Up to now, US outfit Vidikron hasn't really made a major splash in the UK. But that could all be about to change. How come? Because Vidikron is now actually owned by Runco, another US outfit that already has made waves in the UK with its uncompromising approach to home cinema projection. So if enough of Runco's traditional quality has rubbed off onto Vidikron's Model 40, we could have something rather special on our hands.
Fans of 'serious and functional' aesthetics will just love the Model 40. It's just an imagination-free rectangular hunk of dull white plastic with all the aesthetic appeal of a pile of dirty plates. Hmm. This could be a good candidate for a permanent install in a cabinet, methinks...
Connectivity includes a set of 480i-only component video inputs, a second set of wide-bandwidth BNC components for either PC or high definition/progressive scan video use (these can be configured for RGB/HV or component), and an HDCP-ready DVI jack for all-digital connection of any suitably socketed DVD player or PC.
For better or for worse the Model 40 is really designed for a professional installation, and as such setup tweaks available outside a special passcodeprotected Service menu are few and far between. In fact, the only really useful thing you can do yourself (though see Practical Tip) via the simplistic onscreen menus is tweak the vertical keystone correction and colour temperature.
The Model 40 in standard form has a little bit of zoom available to help you fit the image to your living room, but people with really big spaces will be pleased to hear that there's a version to be had with a long-throw lens (1.83:1 to 2.40:1 rather than the standard 1.38:1 to 1.63:1) if you've got an extra £900 in your pocket.
It's worth just running over a few of the Model 40's specs before we find out how it performs. It uses Texas Instruments' HD-2 Mustang chipset, boasting a native resolution of 1,280 x 720, 950 ANSI Lumens brightness and around 1,600:1 contrast. It's important to say, too, that the latter two measurements are taken using Runco's Cinema Standards Measurement System (CSMS), designed to give more realistic values than the 'optimistic' systems adopted by some rival manufacturers when coming up with their brightness and contrast specs. The Model 40 also uses 3:2 pulldown to smooth pictures out, and is fully compatible with all HDTV formats.
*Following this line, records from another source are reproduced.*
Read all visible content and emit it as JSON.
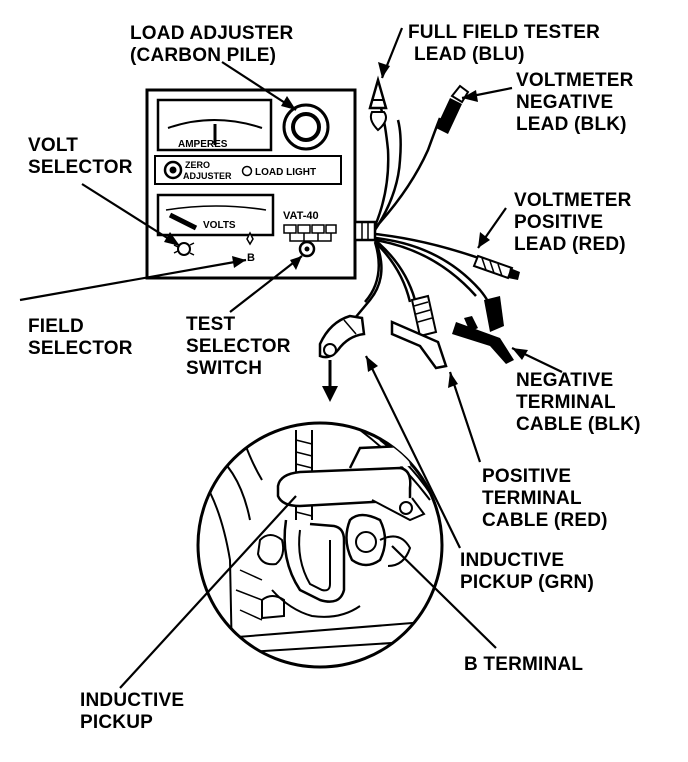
{
  "labels": {
    "load_adjuster": [
      "LOAD ADJUSTER",
      "(CARBON PILE)"
    ],
    "full_field_tester_lead": [
      "FULL FIELD TESTER",
      "LEAD (BLU)"
    ],
    "voltmeter_negative_lead": [
      "VOLTMETER",
      "NEGATIVE",
      "LEAD (BLK)"
    ],
    "volt_selector": [
      "VOLT",
      "SELECTOR"
    ],
    "voltmeter_positive_lead": [
      "VOLTMETER",
      "POSITIVE",
      "LEAD (RED)"
    ],
    "field_selector": [
      "FIELD",
      "SELECTOR"
    ],
    "test_selector_switch": [
      "TEST",
      "SELECTOR",
      "SWITCH"
    ],
    "negative_terminal_cable": [
      "NEGATIVE",
      "TERMINAL",
      "CABLE (BLK)"
    ],
    "positive_terminal_cable": [
      "POSITIVE",
      "TERMINAL",
      "CABLE (RED)"
    ],
    "inductive_pickup_grn": [
      "INDUCTIVE",
      "PICKUP (GRN)"
    ],
    "b_terminal": [
      "B TERMINAL"
    ],
    "inductive_pickup": [
      "INDUCTIVE",
      "PICKUP"
    ]
  },
  "panel": {
    "amperes": "AMPERES",
    "zero_adjuster": [
      "ZERO",
      "ADJUSTER"
    ],
    "load_light": "LOAD LIGHT",
    "volts": "VOLTS",
    "model": "VAT-40",
    "field_b": "B"
  }
}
The Model 40's picture is very good - but a pinch short of exemplary. The high point unquestionably is the awesome greyscale. There's a phenomenal subtlety to gradations in hue across all aspects of a picture, be it facial close ups or shadowy backdrops. This gives the picture a depth, vitality, texture and sheer believability that has to be seen to be believed, especially if you're lucky enough to be able to try a high definition DVI feed...
As long as you're careful what temperature setting you opt for (I found the 0 option worked for me), the Vidikron's colour tone is also impressive. The cave troll sequence in the LOTR:The Fellowship of The Ring is a hard test of colour for a projector thanks to all the low-lit fleshtones. But, the Model 40 managed effortlessly, coping almost perfectly with the various blue, green and orange light sources the scene applies.
Also impressive is the image's brightness level. That's not to say it's actually the brightest DLP projector around - it isn't. But actually that suits us just fine in that the sensible brightness level deliberately adopted by the Model 40 is ideally suited to a natural video presentation, allowing the unit's very decent (though not, it has to be said, out of this world) contrast range full rein.
If the Model 40 was a couple of grand cheaper than it is, I might be able to leave on this high note and finish with an unequivocal thumbs up. But by selling for £7,000 the Vidikron sets itself amid some seriously accomplished company - and within such company one or two weaknesses do become apparent. The worst is a slight softness to the picture. In general I actually don't mind a touch of softness if it helps a projector avoid grain and noise, but the Vidikron takes things too far.
The other main problem is the old DLP menace of fizzing dot interference over motion, particularly when skin tones and camera pans are involved. This doesn't occur regularly enough to be heinously annoying, but in view of the advances made in this area by one or two other mid to high-end projectors recently (not least the Marantz model featured elsewhere in this issue), I still didn't feel wholly happy having to suffer it on a £7,000 product.
A final, much slighter, niggle is that high definition pictures look a tad grainier than I've seen on some rival projectors at this price point - though considerable compensation for this comes from the reduction in the softness found with other sources and also, more surprisingly, a jump in black level response.
Things are advancing at an almost frightening rate in the video projector world right now, and for all its undoubted strengths the Model 40 slightly falls foul of this rate of progress.
When it was first released in the US, back in September of last year, it would doubtless have been up there with the very best DLP projection had to offer. But in the nearly 12 months that have passed since, it's started to show its age to the point where while we could heartily recommend it at a price of around £4-5k, we can't help but feel that £7k is asking a bit too much.